¿Qué implica considerar a la astrología como una tradición, una noble tradición? En primer lugar, limitar la importancia personal del astrólogo y renunciar de antemano a considerarse intérprete único o mejor. Sabemos que ninguno de los que intentamos acercar a los humanos el lenguaje del cosmos somos nada más que uno más, un eslabón en una cadena milenaria de descubrimientos y olvidos, de intentos y fracasos, de pruebas y aciertos de los que ha ido quedando en el depósito de los siglos un poso difuso desde el que es posible hablar. Pero hacerlo con demasiado empeño, con demasiada soberbia doctrinal, con demasiada dependencia de la voz de otro es un riesgo, y conduce sin duda alguna al error. Hay que atreverse a ser sólo parte de una tradición que siempre nos excede, y renunciar a un único punto de vista. También al propio.
Quien practica la astrología sabe en verdad que las palabras con que otro puede haber enseñado el sentido de un signo o la posición de un planeta son sólo un elemento en una trama más rica, en la que necesariamente hay que integrar muchos más hilos: otros astrólogos lo verán de otra manera, lo interpretarán distinto y abrirán espacio a la confrontación. El consenso es complejo. Cualquier búsqueda, mínimamente abierta en su investigación, descubre que hay mil y un matices entre las distintas escuelas y los distintos autores, puntos de vista divergentes en torno a aspectos incluso centrales del código astronómico, y que de todo ello caben por lo menos dos opciones: o bien deducir de ahí el sinsentido de todo este camino y negarle a todos el valor en lo que afirman, o bien optar por lo contrario y decidirse a darles a todos algo de verdad, apostar por hablar con las palabras de otros aún cuando sean contradictorias y distintos los recursos, y las interpretaciones diverjan.

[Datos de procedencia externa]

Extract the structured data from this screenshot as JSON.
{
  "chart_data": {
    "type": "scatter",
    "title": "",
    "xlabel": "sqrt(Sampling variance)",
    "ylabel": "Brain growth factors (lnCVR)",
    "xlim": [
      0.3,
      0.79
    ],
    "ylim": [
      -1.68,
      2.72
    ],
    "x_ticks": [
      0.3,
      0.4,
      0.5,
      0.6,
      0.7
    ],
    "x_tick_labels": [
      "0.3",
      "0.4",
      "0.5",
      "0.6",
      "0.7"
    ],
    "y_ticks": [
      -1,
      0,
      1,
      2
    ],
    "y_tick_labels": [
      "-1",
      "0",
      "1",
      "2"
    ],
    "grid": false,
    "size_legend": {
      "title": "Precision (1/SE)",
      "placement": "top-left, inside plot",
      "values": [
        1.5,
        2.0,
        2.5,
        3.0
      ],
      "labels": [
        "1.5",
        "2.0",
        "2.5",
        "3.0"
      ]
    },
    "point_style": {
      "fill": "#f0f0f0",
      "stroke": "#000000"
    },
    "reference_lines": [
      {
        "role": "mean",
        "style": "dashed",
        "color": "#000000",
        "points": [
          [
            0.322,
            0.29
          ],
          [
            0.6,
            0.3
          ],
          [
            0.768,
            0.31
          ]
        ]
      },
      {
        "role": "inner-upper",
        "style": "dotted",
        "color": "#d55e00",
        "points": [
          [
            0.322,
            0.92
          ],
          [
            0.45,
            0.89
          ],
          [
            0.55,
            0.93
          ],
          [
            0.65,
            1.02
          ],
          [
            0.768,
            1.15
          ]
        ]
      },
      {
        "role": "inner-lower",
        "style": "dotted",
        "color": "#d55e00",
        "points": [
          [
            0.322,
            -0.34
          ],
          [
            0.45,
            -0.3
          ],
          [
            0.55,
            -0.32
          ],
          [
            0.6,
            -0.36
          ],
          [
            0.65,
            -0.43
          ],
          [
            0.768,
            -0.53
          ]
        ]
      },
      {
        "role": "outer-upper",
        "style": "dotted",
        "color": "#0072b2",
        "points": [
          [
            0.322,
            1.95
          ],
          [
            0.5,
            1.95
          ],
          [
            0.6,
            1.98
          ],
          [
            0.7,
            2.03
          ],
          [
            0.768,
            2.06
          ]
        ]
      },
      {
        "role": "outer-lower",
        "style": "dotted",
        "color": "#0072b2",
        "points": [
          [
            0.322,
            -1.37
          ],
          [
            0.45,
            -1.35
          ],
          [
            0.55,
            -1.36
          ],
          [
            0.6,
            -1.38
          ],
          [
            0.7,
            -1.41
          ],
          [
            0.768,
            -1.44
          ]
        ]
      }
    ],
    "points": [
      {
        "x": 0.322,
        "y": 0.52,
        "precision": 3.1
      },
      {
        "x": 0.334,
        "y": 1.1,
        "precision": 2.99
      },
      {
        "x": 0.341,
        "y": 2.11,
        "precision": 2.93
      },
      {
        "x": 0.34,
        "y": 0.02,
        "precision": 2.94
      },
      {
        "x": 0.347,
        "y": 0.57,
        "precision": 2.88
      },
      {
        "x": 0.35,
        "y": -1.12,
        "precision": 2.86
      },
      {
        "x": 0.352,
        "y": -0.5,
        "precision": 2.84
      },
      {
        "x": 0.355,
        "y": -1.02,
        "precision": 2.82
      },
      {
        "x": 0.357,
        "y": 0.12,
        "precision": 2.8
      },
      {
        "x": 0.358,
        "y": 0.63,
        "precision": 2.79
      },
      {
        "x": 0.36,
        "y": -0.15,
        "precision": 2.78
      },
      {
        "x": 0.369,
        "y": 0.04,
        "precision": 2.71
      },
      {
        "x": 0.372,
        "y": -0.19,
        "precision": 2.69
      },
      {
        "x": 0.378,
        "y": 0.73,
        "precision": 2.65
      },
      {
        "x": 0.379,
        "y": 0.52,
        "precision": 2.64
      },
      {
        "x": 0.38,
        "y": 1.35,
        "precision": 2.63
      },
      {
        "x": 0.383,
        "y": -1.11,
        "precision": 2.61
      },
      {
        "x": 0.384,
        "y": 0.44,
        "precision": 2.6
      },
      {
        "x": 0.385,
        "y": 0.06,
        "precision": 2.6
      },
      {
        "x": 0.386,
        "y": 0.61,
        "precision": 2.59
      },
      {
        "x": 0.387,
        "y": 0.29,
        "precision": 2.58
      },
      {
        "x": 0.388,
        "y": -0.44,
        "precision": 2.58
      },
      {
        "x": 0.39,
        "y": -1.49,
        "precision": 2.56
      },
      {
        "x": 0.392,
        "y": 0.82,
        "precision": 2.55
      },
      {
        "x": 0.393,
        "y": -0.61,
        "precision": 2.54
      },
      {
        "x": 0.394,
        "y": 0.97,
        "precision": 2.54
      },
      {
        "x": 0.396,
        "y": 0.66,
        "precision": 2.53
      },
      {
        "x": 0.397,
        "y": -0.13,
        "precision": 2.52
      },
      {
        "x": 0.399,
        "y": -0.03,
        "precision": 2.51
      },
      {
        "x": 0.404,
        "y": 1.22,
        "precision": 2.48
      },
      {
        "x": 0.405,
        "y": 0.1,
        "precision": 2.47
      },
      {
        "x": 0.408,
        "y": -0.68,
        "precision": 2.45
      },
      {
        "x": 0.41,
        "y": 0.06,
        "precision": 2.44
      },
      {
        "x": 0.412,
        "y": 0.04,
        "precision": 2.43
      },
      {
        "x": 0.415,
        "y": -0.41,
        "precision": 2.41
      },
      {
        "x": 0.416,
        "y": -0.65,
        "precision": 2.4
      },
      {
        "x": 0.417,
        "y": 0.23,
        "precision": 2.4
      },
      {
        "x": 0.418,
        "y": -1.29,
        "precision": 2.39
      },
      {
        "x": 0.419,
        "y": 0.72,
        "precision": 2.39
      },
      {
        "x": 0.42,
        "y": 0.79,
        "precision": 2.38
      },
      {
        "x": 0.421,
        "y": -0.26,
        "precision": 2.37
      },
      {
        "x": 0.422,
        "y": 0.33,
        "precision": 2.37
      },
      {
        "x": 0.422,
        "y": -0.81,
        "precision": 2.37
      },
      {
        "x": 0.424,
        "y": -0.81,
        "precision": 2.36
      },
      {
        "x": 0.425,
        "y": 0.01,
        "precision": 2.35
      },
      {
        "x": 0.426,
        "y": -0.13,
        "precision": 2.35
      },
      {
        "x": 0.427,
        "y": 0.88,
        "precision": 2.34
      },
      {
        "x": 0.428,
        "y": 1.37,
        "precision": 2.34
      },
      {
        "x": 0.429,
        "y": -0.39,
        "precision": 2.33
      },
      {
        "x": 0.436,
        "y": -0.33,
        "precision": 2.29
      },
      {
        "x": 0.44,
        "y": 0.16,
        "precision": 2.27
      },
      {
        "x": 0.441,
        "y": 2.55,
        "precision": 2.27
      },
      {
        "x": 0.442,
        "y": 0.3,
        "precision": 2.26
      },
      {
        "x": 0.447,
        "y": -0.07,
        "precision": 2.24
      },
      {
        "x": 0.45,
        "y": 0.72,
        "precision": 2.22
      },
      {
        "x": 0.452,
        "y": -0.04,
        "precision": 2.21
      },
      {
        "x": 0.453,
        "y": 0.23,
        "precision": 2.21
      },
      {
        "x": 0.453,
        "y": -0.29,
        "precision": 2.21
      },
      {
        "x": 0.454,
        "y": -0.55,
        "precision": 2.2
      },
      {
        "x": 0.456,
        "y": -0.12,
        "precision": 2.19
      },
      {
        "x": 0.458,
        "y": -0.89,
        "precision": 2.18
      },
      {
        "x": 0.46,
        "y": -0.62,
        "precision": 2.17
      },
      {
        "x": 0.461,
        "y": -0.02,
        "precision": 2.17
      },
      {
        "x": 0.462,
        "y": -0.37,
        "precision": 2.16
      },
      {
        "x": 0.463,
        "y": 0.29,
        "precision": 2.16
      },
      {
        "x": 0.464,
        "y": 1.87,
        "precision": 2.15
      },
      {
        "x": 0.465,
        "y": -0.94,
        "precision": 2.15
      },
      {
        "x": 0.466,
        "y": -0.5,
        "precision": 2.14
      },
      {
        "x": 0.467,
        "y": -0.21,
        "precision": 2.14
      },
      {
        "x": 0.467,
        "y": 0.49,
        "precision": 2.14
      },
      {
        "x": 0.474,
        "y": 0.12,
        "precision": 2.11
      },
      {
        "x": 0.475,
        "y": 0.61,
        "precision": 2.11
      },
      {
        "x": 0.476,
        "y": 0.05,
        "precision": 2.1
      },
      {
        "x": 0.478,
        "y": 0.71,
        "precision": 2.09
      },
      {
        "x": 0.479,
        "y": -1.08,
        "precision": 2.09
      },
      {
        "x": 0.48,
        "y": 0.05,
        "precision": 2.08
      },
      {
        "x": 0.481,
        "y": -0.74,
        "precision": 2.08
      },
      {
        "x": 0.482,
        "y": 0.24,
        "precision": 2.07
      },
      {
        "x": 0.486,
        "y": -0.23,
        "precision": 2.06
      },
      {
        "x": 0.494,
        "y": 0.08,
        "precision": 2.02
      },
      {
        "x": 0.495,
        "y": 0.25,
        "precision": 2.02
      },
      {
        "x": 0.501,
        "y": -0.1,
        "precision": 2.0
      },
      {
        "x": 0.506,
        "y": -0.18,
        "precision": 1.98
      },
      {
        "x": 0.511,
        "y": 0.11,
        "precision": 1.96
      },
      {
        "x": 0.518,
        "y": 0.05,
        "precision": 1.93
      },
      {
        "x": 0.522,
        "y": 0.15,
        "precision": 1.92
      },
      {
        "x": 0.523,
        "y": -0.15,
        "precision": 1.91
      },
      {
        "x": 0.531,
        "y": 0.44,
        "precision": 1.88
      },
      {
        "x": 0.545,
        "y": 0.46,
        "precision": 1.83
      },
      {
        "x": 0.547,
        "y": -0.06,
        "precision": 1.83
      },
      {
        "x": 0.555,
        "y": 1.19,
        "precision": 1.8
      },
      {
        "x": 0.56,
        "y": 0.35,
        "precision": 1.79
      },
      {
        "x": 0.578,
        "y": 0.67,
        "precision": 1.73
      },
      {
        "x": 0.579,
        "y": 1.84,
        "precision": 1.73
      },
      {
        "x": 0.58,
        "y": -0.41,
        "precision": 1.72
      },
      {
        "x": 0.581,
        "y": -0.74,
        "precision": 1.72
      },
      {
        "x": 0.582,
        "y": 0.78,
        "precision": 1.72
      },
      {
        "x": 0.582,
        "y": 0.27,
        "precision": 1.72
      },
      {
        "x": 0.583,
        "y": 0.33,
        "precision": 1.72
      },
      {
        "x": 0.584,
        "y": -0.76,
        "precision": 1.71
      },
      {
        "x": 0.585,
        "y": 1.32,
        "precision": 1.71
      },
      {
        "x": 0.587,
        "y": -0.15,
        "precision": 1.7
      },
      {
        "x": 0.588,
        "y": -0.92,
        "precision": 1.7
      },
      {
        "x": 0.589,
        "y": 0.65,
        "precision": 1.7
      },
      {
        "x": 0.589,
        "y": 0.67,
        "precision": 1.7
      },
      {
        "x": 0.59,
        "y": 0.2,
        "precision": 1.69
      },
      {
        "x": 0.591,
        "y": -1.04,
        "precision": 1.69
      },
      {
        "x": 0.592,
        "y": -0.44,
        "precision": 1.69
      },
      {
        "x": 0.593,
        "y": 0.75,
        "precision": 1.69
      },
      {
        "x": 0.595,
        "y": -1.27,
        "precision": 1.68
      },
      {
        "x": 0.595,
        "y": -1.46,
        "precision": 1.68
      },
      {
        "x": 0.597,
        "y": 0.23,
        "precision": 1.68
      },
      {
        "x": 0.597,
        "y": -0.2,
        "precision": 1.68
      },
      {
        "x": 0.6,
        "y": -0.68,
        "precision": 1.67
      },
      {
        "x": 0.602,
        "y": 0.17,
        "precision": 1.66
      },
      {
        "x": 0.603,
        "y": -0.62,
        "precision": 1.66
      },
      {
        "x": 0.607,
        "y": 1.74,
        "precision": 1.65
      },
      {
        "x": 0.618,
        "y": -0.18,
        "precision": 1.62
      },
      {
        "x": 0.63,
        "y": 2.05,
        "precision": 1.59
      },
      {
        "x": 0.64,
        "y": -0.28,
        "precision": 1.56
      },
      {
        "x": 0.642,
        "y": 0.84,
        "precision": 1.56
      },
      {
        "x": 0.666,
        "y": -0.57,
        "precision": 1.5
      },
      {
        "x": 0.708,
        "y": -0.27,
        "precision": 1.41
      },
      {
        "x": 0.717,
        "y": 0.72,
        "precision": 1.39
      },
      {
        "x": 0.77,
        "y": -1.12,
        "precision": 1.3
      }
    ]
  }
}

Esta última opción es posible: pero supone, y con eso volvemos al principio, aceptar que un astrólogo no puede ser nunca discípulo de un único maestro, sino que para hablar con convicción en su voz propia no puede más que hacerlo hablando con las palabras de otros, de muchos de los otros que han dicho algo en este mundillo apasionado, pero sin identificarse del todo con ninguno. Desde las palabras múltiples, disonantes a veces, divergentes siempre, de las mil y una perspectivas astrológicas es desde donde el astrólogo debe hablar para hacerlo por sí mismo. Una trama milenaria de aparentes absurdos y mensajes distintos que en las palabras concretas con que se funden en la consulta individual cobran sentido. Ese es el milagro que supone reconocerse parte de la tradición: no es homogénea, no es coincidente, se contradice a veces, pero si no existe la identificación mecánica con la voz de ningún maestro concreto sino que el astrólogo se puede colocar en el discurso flotante de un pasado inmenso, entonces, cobra sentido. A través del intérprete del cielo habla el pasado, hablan las voces de otros, pero nunca la de uno solo. Un astrólogo necesita varios maestros, muchos, cuantos más mejor, pero al final, no tiene a ninguno más que el código silencioso del cielo y sus propias palabras, articulándose temblorosas sobre el impulso de la intuición. La tradición de la que formamos parte nos acoge y protege, si somos capaces de respetarla abiertamente.